Secretin protein with a crown
Researchers elucidate the structure of a molecular machine that allows bacteria to import foreign DNA and become resistant to antibiotics
Bacteria are consummate survivalists. They are aided in this by their ability to assimilate DNA from their surroundings, which allows them to constantly acquire new characteristics. Researchers at the Max Planck Institute of Biophysics and Goethe University in Frankfurt have now gained new insights into exactly how bacteria import DNA.
The uptake of foreign genetic material from the environment is common trick used by bacteria to ensure their survival. For example, bacteria can become resistant to substances that would otherwise kill them. In this way, resistance is passed on from cell to cell. It has long been a mystery how a bacterial cell is able to import a molecule as complex as DNA. The Frankfurt research team has now achieved a breakthrough in answering that question.

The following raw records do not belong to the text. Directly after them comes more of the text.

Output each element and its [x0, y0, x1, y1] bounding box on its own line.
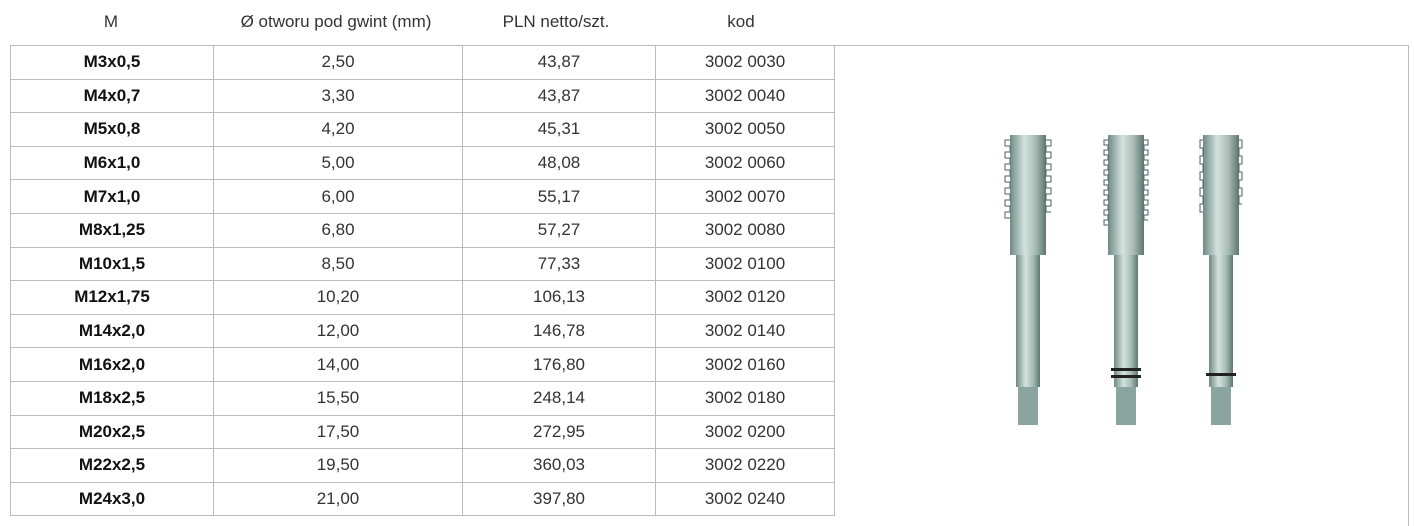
- table-cell: 3002 0120: [656, 281, 835, 315]
- table-cell: M10x1,5: [11, 247, 214, 281]
- table-cell: M4x0,7: [11, 79, 214, 113]
- taps-image: [960, 120, 1290, 440]
- table-cell: 12,00: [214, 314, 463, 348]
- table-cell: 3002 0050: [656, 113, 835, 147]
- table-cell: 3002 0140: [656, 314, 835, 348]
- table-cell: M24x3,0: [11, 482, 214, 516]
- table-cell: M6x1,0: [11, 146, 214, 180]
- table-cell: 146,78: [463, 314, 656, 348]
- table-cell: 3002 0060: [656, 146, 835, 180]
- table-cell: M20x2,5: [11, 415, 214, 449]
- table-cell: 3002 0070: [656, 180, 835, 214]
- table-cell: 45,31: [463, 113, 656, 147]
- table-cell: M7x1,0: [11, 180, 214, 214]
- table-cell: 360,03: [463, 449, 656, 483]
- table-cell: M14x2,0: [11, 314, 214, 348]
- table-cell: 4,20: [214, 113, 463, 147]
- column-header: M: [10, 0, 212, 44]
- table-cell: 248,14: [463, 381, 656, 415]
- table-cell: 3002 0180: [656, 381, 835, 415]
- table-cell: 3,30: [214, 79, 463, 113]
- tap: [1200, 135, 1242, 425]
- table-cell: 57,27: [463, 213, 656, 247]
- table-cell: 8,50: [214, 247, 463, 281]
- table-cell: M18x2,5: [11, 381, 214, 415]
- tap: [1005, 135, 1051, 425]
- table-cell: 5,00: [214, 146, 463, 180]
- table-cell: 176,80: [463, 348, 656, 382]
- table-cell: 3002 0040: [656, 79, 835, 113]
- table-cell: 21,00: [214, 482, 463, 516]
- table-cell: 3002 0030: [656, 46, 835, 80]
- table-cell: 19,50: [214, 449, 463, 483]
- table-cell: M8x1,25: [11, 213, 214, 247]
- column-header: kod: [652, 0, 830, 44]
- table-cell: 3002 0240: [656, 482, 835, 516]
- table-cell: M12x1,75: [11, 281, 214, 315]
- table-cell: 3002 0200: [656, 415, 835, 449]
- table-cell: 10,20: [214, 281, 463, 315]
- table-cell: 6,00: [214, 180, 463, 214]
- tap: [1104, 135, 1148, 425]
- table-cell: 6,80: [214, 213, 463, 247]
- column-header: PLN netto/szt.: [460, 0, 652, 44]
- table-cell: 3002 0080: [656, 213, 835, 247]
- table-cell: 2,50: [214, 46, 463, 80]
- table-cell: 15,50: [214, 381, 463, 415]
- table-cell: 3002 0100: [656, 247, 835, 281]
- table-cell: 3002 0160: [656, 348, 835, 382]
- table-cell: 55,17: [463, 180, 656, 214]
- table-cell: 77,33: [463, 247, 656, 281]
- table-cell: 397,80: [463, 482, 656, 516]
- table-cell: M22x2,5: [11, 449, 214, 483]
- table-cell: 43,87: [463, 46, 656, 80]
- table-cell: M5x0,8: [11, 113, 214, 147]
- table-cell: 14,00: [214, 348, 463, 382]
- table-cell: 17,50: [214, 415, 463, 449]
- table-cell: 48,08: [463, 146, 656, 180]
- table-cell: 272,95: [463, 415, 656, 449]
- table-cell: M3x0,5: [11, 46, 214, 80]
- table-cell: 43,87: [463, 79, 656, 113]
- column-header: Ø otworu pod gwint (mm): [212, 0, 460, 44]
- table-cell: 106,13: [463, 281, 656, 315]
- table-cell: 3002 0220: [656, 449, 835, 483]
- table-cell: M16x2,0: [11, 348, 214, 382]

“We have gained the first insights into part of a multi-protein DNA-binding machine. The machine pulls DNA through the outer cell layers, separates it into two single strands and assimilates one of them,” Beate Averhoff explains. Working with a cryo-electron microscope with a resolution of seven angstroms, she has elucidated the three-dimensional structure of this machine, known as a secretin complex, in collaboration with research groups headed by Werner Kühlbrandt and Gerhard Hummer.

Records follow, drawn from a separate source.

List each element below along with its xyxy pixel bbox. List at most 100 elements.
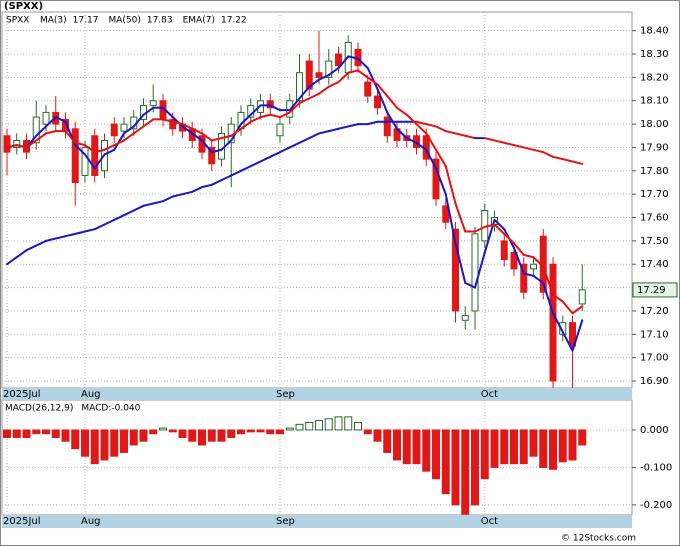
candle-body: [32, 116, 40, 144]
candle-body: [374, 95, 381, 109]
indicator-line: [191, 132, 203, 142]
indicator-line: [259, 155, 272, 163]
indicator-line: [552, 312, 564, 333]
indicator-line: [513, 242, 525, 256]
y-tick-label: 17.70: [640, 189, 669, 200]
indicator-line: [337, 55, 350, 70]
indicator-line: [454, 132, 467, 137]
macd-bar: [549, 429, 557, 470]
candle-body: [71, 128, 79, 183]
candle-body: [335, 53, 342, 67]
indicator-line: [240, 120, 252, 130]
indicator-line: [513, 144, 525, 149]
indicator-line: [425, 132, 437, 151]
candle-body: [471, 233, 479, 312]
x-tick-label: Aug: [81, 389, 101, 400]
indicator-line: [93, 153, 106, 170]
candle-body: [461, 315, 469, 321]
indicator-line: [386, 95, 398, 109]
candle-body: [91, 135, 99, 176]
indicator-line: [45, 237, 57, 242]
macd-bar: [402, 429, 411, 465]
x-axis-band: [2, 515, 632, 528]
indicator-line: [288, 102, 301, 114]
indicator-line: [210, 137, 223, 142]
macd-bar: [363, 429, 372, 435]
macd-bar: [490, 429, 499, 468]
x-tick-label: 2025Jul: [3, 389, 41, 400]
indicator-line: [483, 137, 496, 142]
macd-bar: [500, 429, 509, 465]
macd-bar: [217, 429, 226, 442]
indicator-line: [240, 165, 252, 172]
indicator-line: [493, 218, 506, 231]
indicator-line: [259, 113, 272, 119]
candle-body: [325, 60, 333, 78]
indicator-line: [532, 148, 545, 154]
indicator-line: [113, 139, 125, 147]
macd-bar: [558, 429, 567, 463]
indicator-line: [249, 160, 262, 168]
indicator-line: [230, 169, 242, 177]
macd-bar: [412, 429, 421, 465]
indicator-line: [415, 123, 428, 135]
indicator-line: [298, 97, 311, 105]
indicator-line: [288, 97, 301, 112]
chart-title: (SPXX): [4, 1, 43, 12]
macd-bar: [276, 429, 284, 435]
last-price-box: [632, 282, 678, 298]
candle-body: [569, 322, 576, 347]
legend-name: EMA(7): [183, 16, 215, 26]
indicator-line: [444, 130, 457, 135]
indicator-line: [220, 134, 233, 140]
candle-body: [549, 263, 557, 382]
candle-body: [276, 123, 284, 137]
macd-bar: [471, 429, 479, 506]
indicator-line: [522, 146, 535, 151]
indicator-line: [181, 125, 194, 135]
indicator-line: [308, 92, 320, 100]
indicator-line: [366, 67, 379, 91]
macd-bar: [578, 429, 587, 446]
indicator-line: [35, 132, 47, 142]
indicator-line: [522, 272, 535, 277]
macd-bar: [510, 429, 518, 465]
indicator-line: [269, 104, 281, 112]
price-panel: [1, 11, 633, 389]
indicator-line: [552, 155, 564, 161]
macd-bar: [198, 429, 206, 446]
macd-bar: [344, 416, 353, 431]
indicator-line: [318, 130, 330, 135]
y-tick-label: 18.40: [640, 26, 669, 37]
legend-name: MACD(26,12,9): [5, 404, 73, 414]
y-tick-label: -0.100: [640, 462, 672, 473]
indicator-line: [45, 130, 57, 135]
macd-bar: [246, 429, 255, 433]
indicator-line: [230, 127, 242, 137]
macd-bar: [32, 429, 41, 435]
macd-bar: [81, 429, 89, 457]
legend-value: MACD:-0.040: [81, 404, 140, 414]
candle-body: [500, 240, 508, 261]
indicator-line: [191, 186, 203, 193]
indicator-line: [25, 139, 38, 149]
watermark: © 12Stocks.com: [561, 534, 636, 544]
macd-bar: [373, 429, 382, 442]
macd-bar: [188, 429, 197, 442]
indicator-line: [532, 256, 545, 268]
indicator-line: [152, 200, 164, 205]
indicator-line: [84, 153, 96, 170]
candle-body: [452, 228, 459, 312]
indicator-line: [308, 132, 320, 140]
indicator-line: [142, 118, 155, 128]
indicator-line: [74, 144, 86, 156]
candle-body: [208, 146, 216, 165]
macd-bar: [334, 416, 343, 431]
indicator-line: [113, 214, 125, 221]
indicator-line: [132, 113, 145, 128]
candle-body: [266, 100, 274, 109]
macd-bar: [529, 429, 538, 457]
macd-bar: [256, 429, 265, 433]
x-tick-label: 2025Jul: [3, 516, 41, 527]
candle-body: [120, 123, 128, 132]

They discovered that the complex protrudes from the cell wall like a gun and bears a newly discovered “crown”. Genetic studies have shown that the crown is not formed by the secretin protein itself. However, mutations in the gun-like structure cause the crown to disintegrate, so that the bacterial cell is no longer able to absorb DNA. “In the crown we may have discovered a crucial switch for the recognition and binding of DNA,” says Edoardo D'Imprima of the Department of Structural Biology at the Max Planck Institute in Frankfurt.
The researchers now want to identify the protein that makes up the crown. “Our work is helping to improve our basic understanding of DNA transfer. But, of course, we also want to identify target structures that could inhibit DNA transfer and, for example, stem the spread of antibiotic resistance,” D'Imprima says.